Bookmarks are somewhat like registers in that they record positions you can jump to. Unlike registers, they have long names, and they persist automatically from one Emacs session to the next. The prototypical use of bookmarks is to record "where you were reading" in various files.

C-x r m RET
Set the bookmark for the visited file, at point.

C-x r m bookmark RET
Set the bookmark named bookmark at point (bookmark-set).

C-x r b bookmark RET
Jump to the bookmark named bookmark (bookmark-jump).

C-x r l
List all bookmarks (list-bookmarks).

M-x bookmark-save
Save all the current bookmark values in the default bookmark file.

The prototypical use for bookmarks is to record one current position in each of several files. So the command C-x r m, which sets a bookmark, uses the visited file name as the default for the bookmark name. If you name each bookmark after the file it points to, then you can conveniently revisit any of those files with C-x r b, and move to the position of the bookmark at the same time.

To display a list of all your bookmarks in a separate buffer, type C-x r l (list-bookmarks). If you switch to that buffer, you can use it to edit your bookmark definitions or annotate the bookmarks. Type C-h m in the bookmark buffer for more information about its special editing commands.

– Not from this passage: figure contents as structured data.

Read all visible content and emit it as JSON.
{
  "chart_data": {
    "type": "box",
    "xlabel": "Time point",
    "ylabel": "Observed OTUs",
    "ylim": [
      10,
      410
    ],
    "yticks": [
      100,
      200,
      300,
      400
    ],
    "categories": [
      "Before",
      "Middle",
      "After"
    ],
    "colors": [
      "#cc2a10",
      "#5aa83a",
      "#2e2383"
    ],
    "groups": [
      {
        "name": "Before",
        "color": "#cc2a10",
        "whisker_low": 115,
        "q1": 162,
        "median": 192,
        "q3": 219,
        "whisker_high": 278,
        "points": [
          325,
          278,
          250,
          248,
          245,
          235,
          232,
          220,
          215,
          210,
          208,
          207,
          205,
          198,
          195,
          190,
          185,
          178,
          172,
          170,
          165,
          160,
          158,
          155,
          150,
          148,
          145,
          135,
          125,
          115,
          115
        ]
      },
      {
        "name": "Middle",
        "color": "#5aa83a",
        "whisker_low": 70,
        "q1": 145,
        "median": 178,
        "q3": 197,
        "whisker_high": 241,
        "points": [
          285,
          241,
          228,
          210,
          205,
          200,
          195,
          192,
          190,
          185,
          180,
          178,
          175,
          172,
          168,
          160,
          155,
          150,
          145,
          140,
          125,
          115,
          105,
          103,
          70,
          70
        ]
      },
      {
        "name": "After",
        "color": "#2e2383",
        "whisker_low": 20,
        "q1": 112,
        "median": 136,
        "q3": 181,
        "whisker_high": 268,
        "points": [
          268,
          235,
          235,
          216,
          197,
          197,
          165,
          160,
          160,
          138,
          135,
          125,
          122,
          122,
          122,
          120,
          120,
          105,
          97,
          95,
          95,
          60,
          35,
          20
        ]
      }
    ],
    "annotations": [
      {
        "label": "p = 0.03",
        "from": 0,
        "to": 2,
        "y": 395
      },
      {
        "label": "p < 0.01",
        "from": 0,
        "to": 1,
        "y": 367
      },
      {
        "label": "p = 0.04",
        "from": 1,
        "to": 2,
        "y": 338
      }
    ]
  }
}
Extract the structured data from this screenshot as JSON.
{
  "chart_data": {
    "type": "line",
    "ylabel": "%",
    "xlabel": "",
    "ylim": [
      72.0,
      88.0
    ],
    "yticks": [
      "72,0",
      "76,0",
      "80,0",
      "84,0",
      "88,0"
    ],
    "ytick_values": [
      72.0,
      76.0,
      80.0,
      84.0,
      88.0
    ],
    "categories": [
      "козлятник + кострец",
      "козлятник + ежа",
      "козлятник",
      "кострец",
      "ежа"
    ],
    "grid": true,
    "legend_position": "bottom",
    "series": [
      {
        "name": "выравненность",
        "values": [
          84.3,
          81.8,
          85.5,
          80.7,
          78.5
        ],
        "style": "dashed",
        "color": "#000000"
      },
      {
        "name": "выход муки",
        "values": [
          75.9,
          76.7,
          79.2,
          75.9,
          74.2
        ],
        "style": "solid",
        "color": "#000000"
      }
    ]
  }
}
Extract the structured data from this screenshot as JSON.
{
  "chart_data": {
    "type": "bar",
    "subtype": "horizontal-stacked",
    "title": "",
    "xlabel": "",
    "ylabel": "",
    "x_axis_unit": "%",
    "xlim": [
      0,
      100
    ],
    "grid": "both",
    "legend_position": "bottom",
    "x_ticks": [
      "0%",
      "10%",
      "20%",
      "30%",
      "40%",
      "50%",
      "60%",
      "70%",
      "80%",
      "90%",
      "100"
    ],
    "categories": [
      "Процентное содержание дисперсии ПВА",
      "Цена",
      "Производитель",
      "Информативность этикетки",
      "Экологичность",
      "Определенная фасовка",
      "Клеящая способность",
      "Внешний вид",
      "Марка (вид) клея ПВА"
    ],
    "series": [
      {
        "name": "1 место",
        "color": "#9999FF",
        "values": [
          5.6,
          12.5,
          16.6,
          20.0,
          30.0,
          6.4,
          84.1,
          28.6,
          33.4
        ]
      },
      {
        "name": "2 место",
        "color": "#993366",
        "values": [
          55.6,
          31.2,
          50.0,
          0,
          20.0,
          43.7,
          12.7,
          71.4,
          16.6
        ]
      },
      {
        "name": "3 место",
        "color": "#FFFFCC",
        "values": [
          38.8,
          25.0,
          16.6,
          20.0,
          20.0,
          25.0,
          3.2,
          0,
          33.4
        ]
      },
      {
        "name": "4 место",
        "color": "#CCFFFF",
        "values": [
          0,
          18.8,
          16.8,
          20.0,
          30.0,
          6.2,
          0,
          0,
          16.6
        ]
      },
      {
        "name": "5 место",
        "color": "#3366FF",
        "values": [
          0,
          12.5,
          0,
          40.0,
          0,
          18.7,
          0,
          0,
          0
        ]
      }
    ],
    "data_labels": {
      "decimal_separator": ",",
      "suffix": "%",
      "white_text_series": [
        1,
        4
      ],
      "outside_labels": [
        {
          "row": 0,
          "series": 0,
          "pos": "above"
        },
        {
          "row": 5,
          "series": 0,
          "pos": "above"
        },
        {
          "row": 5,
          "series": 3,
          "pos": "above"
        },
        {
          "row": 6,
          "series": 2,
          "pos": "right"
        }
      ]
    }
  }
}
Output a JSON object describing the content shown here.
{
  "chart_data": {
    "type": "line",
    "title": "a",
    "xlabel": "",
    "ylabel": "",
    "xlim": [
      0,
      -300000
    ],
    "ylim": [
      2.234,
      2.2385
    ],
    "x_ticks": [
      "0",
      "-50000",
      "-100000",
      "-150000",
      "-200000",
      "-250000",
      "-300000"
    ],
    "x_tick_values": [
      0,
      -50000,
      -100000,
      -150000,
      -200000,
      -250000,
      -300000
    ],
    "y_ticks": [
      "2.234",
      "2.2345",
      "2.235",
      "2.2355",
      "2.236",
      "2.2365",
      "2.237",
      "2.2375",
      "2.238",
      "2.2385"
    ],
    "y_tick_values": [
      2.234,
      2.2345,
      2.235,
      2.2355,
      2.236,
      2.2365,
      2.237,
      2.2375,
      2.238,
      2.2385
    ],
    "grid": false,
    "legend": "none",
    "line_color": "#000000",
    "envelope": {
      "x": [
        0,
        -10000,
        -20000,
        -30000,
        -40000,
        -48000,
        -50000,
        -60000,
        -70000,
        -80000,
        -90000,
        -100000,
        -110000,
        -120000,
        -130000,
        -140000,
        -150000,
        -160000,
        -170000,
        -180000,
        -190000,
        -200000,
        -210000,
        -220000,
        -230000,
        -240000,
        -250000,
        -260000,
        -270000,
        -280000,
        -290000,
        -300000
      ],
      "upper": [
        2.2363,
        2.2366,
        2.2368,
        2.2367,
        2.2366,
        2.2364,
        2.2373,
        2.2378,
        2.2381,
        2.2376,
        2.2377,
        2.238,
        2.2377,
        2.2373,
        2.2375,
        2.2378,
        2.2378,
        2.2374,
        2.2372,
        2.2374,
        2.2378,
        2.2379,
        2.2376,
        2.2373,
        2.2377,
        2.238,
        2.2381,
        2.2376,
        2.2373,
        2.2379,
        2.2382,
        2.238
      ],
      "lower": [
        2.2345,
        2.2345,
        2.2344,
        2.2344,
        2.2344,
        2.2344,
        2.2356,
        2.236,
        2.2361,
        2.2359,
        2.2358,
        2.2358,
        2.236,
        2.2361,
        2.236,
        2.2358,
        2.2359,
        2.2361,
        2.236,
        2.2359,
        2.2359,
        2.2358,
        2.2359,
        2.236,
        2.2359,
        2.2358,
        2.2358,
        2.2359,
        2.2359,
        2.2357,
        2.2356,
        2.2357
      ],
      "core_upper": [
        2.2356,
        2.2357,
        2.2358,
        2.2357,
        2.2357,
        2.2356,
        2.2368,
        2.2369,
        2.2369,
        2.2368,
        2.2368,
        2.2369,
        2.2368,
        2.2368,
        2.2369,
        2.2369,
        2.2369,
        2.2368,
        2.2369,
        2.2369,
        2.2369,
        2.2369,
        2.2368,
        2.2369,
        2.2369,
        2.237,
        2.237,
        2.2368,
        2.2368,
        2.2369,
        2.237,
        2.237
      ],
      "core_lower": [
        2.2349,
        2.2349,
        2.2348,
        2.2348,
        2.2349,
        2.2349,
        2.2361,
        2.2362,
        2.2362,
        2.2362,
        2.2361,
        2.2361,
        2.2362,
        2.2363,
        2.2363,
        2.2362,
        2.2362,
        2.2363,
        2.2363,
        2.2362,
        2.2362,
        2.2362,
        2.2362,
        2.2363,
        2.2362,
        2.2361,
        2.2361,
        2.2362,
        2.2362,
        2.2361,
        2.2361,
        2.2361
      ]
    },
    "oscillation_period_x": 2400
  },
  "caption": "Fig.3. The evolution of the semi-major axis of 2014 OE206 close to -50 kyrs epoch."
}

When you kill Emacs, Emacs offers to save your bookmark values in your default bookmark file, `~/.emacs.bmk', if you have changed any bookmark values. You can also save the bookmarks at any time with the M-x bookmark-save command. The bookmark commands load your default bookmark file automatically. This saving and loading is how bookmarks persist from one Emacs session to the next.

If you set the variable bookmark-save-flag to 1, then each command that sets a bookmark will also save your bookmarks; this way, you don't lose any bookmark values even if Emacs crashes. (The value, if a number, says how many bookmark modifications should go by between saving.)

Bookmark position values are saved with surrounding context, so that bookmark-jump can find the proper position even if the file is modified slightly. The variable bookmark-search-size says how many characters of context to record on each side of the bookmark's position.

Here are some additional commands for working with bookmarks:

M-x bookmark-load RET filename RET
Load a file named filename that contains a list of bookmark values. You can use this command, as well as bookmark-write, to work with other files of bookmark values in addition to your default bookmark file.

M-x bookmark-write RET filename RET
Save all the current bookmark values in the file filename.

M-x bookmark-delete RET bookmark RET
Delete the bookmark named bookmark.

M-x bookmark-insert-location RET bookmark RET
Insert in the buffer the name of the file that bookmark bookmark points to.

M-x bookmark-insert RET bookmark RET
Insert in the buffer the contents of the file that bookmark bookmark points to.